天竹(てんたけ)の場所は説明しやすい。
なにせ、晴海通りにかかる勝鬨橋(かちどきばし)のたもとにあるのだから。銀座から歩いても遠くない。
新橋から歩いてきたひともいた(笑)。
少人数のグループだが、毎年やっている新年会。今年の会場は築地でふぐ鍋だ。
会場が”湯島”のときは、なんと「ラブホテル」の多いところだと、おどろいたものだが、
こちらは築地市場に近いせいか、雨後の筍のように増えた「寿司屋」には、たまげた。
「天竹」は6階建ての"ふぐ御殿”
天竹の創業は明治の末頃、初代は門前仲町で天麩羅屋を開いた。ふぐ料理をはじめたのは二代目の時だという。
天竹は戦前、東銀座の歌舞伎座前に店があったが、戦災で焼失。いまの勝鬨橋のたもとに移り、開業した。
平成9年、1階から5階まで客室のある大きな店に建て替えた。
1階から3階は椅子席と座敷になっていて、合わせて200以上の席があるという。
おそらく、”ふぐの店”としては東京で一番大きいだろう。まさに「ふぐ御殿」といえる。

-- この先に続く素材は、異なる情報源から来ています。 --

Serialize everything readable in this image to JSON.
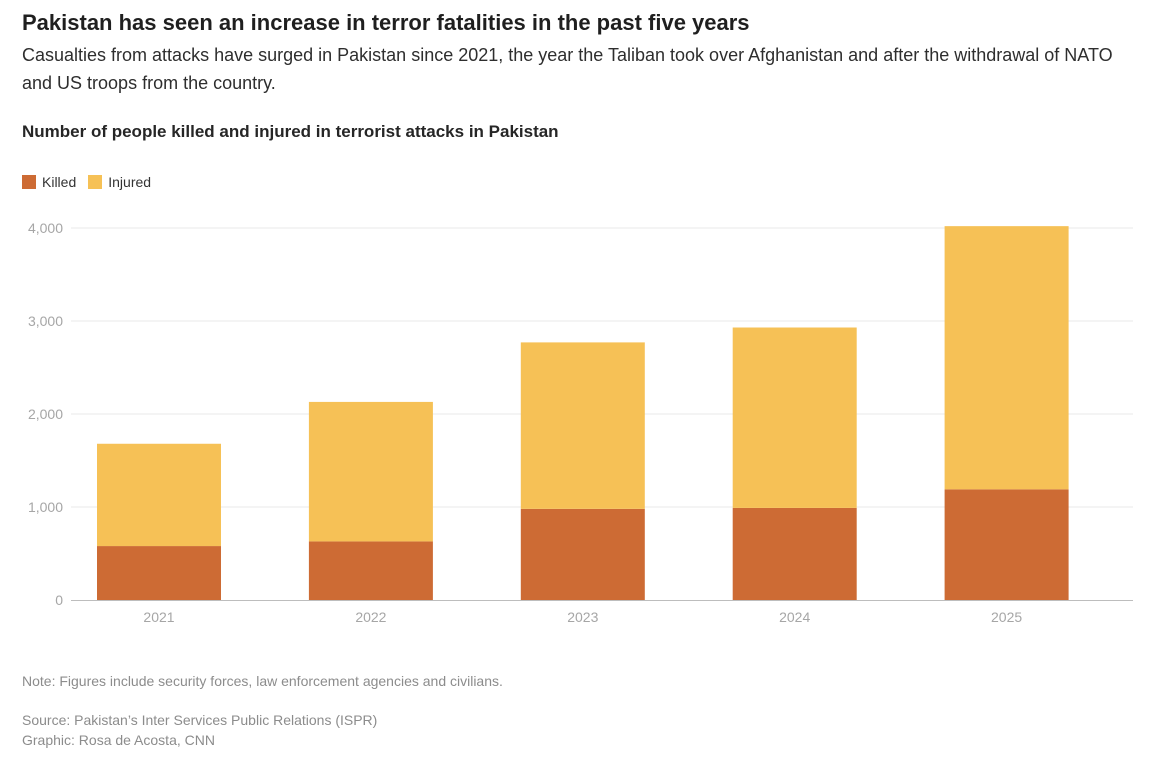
{
  "headline": "Pakistan has seen an increase in terror fatalities in the past five years",
  "dek": "Casualties from attacks have surged in Pakistan since 2021, the year the Taliban took over Afghanistan and after the withdrawal of NATO and US troops from the country.",
  "footer": {
    "note": "Note: Figures include security forces, law enforcement agencies and civilians.",
    "source": "Source: Pakistan’s Inter Services Public Relations (ISPR)",
    "credit": "Graphic: Rosa de Acosta, CNN"
  },
  "chart_data": {
    "type": "bar",
    "stacked": true,
    "title": "Number of people killed and injured in terrorist attacks in Pakistan",
    "categories": [
      "2021",
      "2022",
      "2023",
      "2024",
      "2025"
    ],
    "series": [
      {
        "name": "Killed",
        "color": "#cd6b34",
        "values": [
          580,
          630,
          980,
          990,
          1190
        ]
      },
      {
        "name": "Injured",
        "color": "#f6c156",
        "values": [
          1100,
          1500,
          1790,
          1940,
          2830
        ]
      }
    ],
    "xlabel": "",
    "ylabel": "",
    "ylim": [
      0,
      4000
    ],
    "yticks": [
      0,
      1000,
      2000,
      3000,
      4000
    ],
    "ytick_labels": [
      "0",
      "1,000",
      "2,000",
      "3,000",
      "4,000"
    ],
    "grid": true,
    "legend": "top-left",
    "gridline_color": "#e8e8e8",
    "axis_color": "#bdbdbd"
  }
}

仲間が3人揃ったところで、5階にある個室に案内された。瀟洒で小粋な和室である。
天竹ではコースもいろいろ用意されているが、ふぐのフルコースを味わいたいので、特上コースを予約しておいた。
天竹のふぐは下関からの空輸便
特上コースとは、下関から空輸されたふぐを、ふんだんに使ったふぐのフルコースである。
お通し(ふぐわさ、ふぐ寿し)、トラふぐ刺し、ふぐのお刺身(←画像・上)、ふぐ皮の酢の物、ふぐの煮ここり、
ふぐの唐揚げ(←画像・下)、雑炊、メロンと苺のデザート。
それに料理長からの「北海道産の生ウニ」の差し入れのイッピン。
あとで数えてみると全部で10品でした(笑)。
ふぐの白子は和食のフォアグラ
まだあります!!フォアグラよりも美味しい白子(←画像・上)をオーダーしました。
白子はふぐの鍋料理に欠かせません。まさに食べるジュエリーです。
(白子の画像は、出席者の市島くんのご提供によるものです。この場を借りて厚くお礼申し上げます。)
ふぐ料理の極意とは
ふぐの”通”の人にきいたことがある。
ふぐ料理を食べる正道はフグ刺しを食べたあと、すぐフグちりに移ることだそうだ。
あまり余分なものを口にしないほうが良い。
ふぐの淡白な味には、その日の味覚を繊細にしておくべきだ、と。
雑炊で締めるのが鍋の常道。こちらも微妙なふぐのダシがきいていて、旨いことかぎりない。
家に帰れば "いとしい妻も待っていよ"
天竹の女将の見送りで、店を後にしたのが夜の8時すぎだった。
出席者の2人ともが、家に帰れば”いとしい妻 も待っていよ”……ですから、ここで解散しようと思った。
しかし……”わしは待つ人もない 捨小舟(すておぶね)♪”であり、ちょっぴり寂しかったのが本音。
結局それから銀座に出かけることになった。
かくして3人は夜の銀座の灯(あかし)の中に消えて行ったのであります。